Efficiency boost through digitisation

Text: editorial staff “ceo” Magazine | Images: Markus Bertschi | Magazine: Life & Science – July 2017

Self-made entrepreneur Antoine Hubert founded the second-largest group of private hospitals in Switzerland. As an investor, he is constantly looking out for new promising investments in the life sciences sector. He believes the healthcare system is on the cusp of profound change.

When Antoine Hubert checks his smart watch, he doesn’t only read the time or looks up who is calling him. The device on his wrist also monitors his heartbeat and all his fitness activities. It is something like an insurance against health issues for the 51-year-old who has been incorporating, purchasing and selling companies for 30 years and is constantly travelling for his job. However, he also carries it because he sees it as a symbol for the new technologies that are going to change our relationship with medicine and health.

“In the next five to ten years, we will witness two major developments in the healthcare sector that will have far-reaching consequences: digitisation and global service providers,” says Hubert. Already today he sees Google, Apple and Swisscom as future competition. In Switzerland, it is service providers such as Migros that invest in the healthcare sector and envisage new digital activities.

Focusing on an extended lifespan

“Algorithms help enhance diagnoses. And digital monitoring, for example in radiology, is much more precise than traditional methods,” says Hubert. This is why financially sound US corporates have already stated entering healthcare markets.

“For small clinics, it will become more difficult to survive on their own.”

In the 1990s, Hubert acted as a real estate investor and bought a private hospital in the Vaudois viticultural village of Genolier high above Lake Geneva. He restructured it successfully, which was the spark for his interest in this field. From this one venture, he grew Swiss Medical Network, a network of 16 clinics and the second-largest on the market. As an example, the group is involved in the better-aging sector, providing products and services under the brand of Nescens.

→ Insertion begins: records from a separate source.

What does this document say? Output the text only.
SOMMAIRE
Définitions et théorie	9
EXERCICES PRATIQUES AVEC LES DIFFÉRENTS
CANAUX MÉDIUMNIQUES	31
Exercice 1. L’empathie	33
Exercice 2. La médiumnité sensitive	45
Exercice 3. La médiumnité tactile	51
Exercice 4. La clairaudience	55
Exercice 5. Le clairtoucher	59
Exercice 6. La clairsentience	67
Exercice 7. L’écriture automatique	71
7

Consolidation in the hospital market

“For small clinics, it will become more difficult to survive on their own,” says the delegate of the Swiss Medical Network. According to him, it will be essential to specialise in certain medical areas, also as a regional service provider. He thinks it is likely that in the near future, five to ten additional hospitals will join the group. This would give the network the necessary size to expand internationally.

Introducing new technologies to the medical sector is part of Hubert’s mission. He has also reactivated a foundation which supports doctors in applying efficient therapies that have not been accepted into the regulated compensation scheme and thus provide little incentive to use them. “We were the first to use the intraoperative radiation therapy (IORT) for treating breast cancer. Thanks to administering a radiation dosage during operation, this therapy is faster and more efficient than traditional methods,” says Hubert. He is convinced that digitisation will trigger an efficiency boost in the healthcare sector.

Antoine Hubert (51) is one of the majority shareholders and delegate of the Board of Directors of Aevis Victoria, domiciled in Fribourg. The holding company is listed on the Swiss stock exchange and invests in the healthcare sector, in life sciences, medical care and lifestyle services. Among its holdings are Switzerland’s second-largest group of private clinics, Swiss Medical Network, as well as Luxury hotel group Victoria-Jungfrau Collection, and telemedicine centre Medgate. At the age of 21, Hubert became self-employed after completing his apprenticeship as an electrician. He has been investing in new projects and enterprises ever since. He lives in Crans-Montana VS with his family.

www.swissmedical.net

Creating a comfortable, pleasant environment for regeneration

Electronic patient files, which Swiss Medical Network intends to introduce throughout its entire network, will likely improve patient care considerably. Hubert is mostly concerned with the well-being of the patients: “Why do hospitals have to actually smell of hospital, and why is everything so white and bleak?,” he asks. Wherever renovation or conversions are planned for the buildings of Swiss Medical Network’s hospitals, the group endeavours to eliminate the existing, stigmatised reputation that sticks to them. “A pleasant environment is crucial for a speedy recovery.”

“Revolutions are always brought about by new challengers.”

Antoine Hubert is planning to use synergies between the private clinics and the luxury hotels of the Victoria-Jungfrau Collection, which form part of the holding company Aevis Victoria. “40 per cent of the work carried out in a hospital is actually a range of hotel services.” While in the hotel sector, companies such as booking.com or Airbnb have already reshuffled the cards with their digital offers, he is convinced that the healthcare sector has yet to face this development and will be going in the same direction. “Revolutions are always brought about by new challengers.”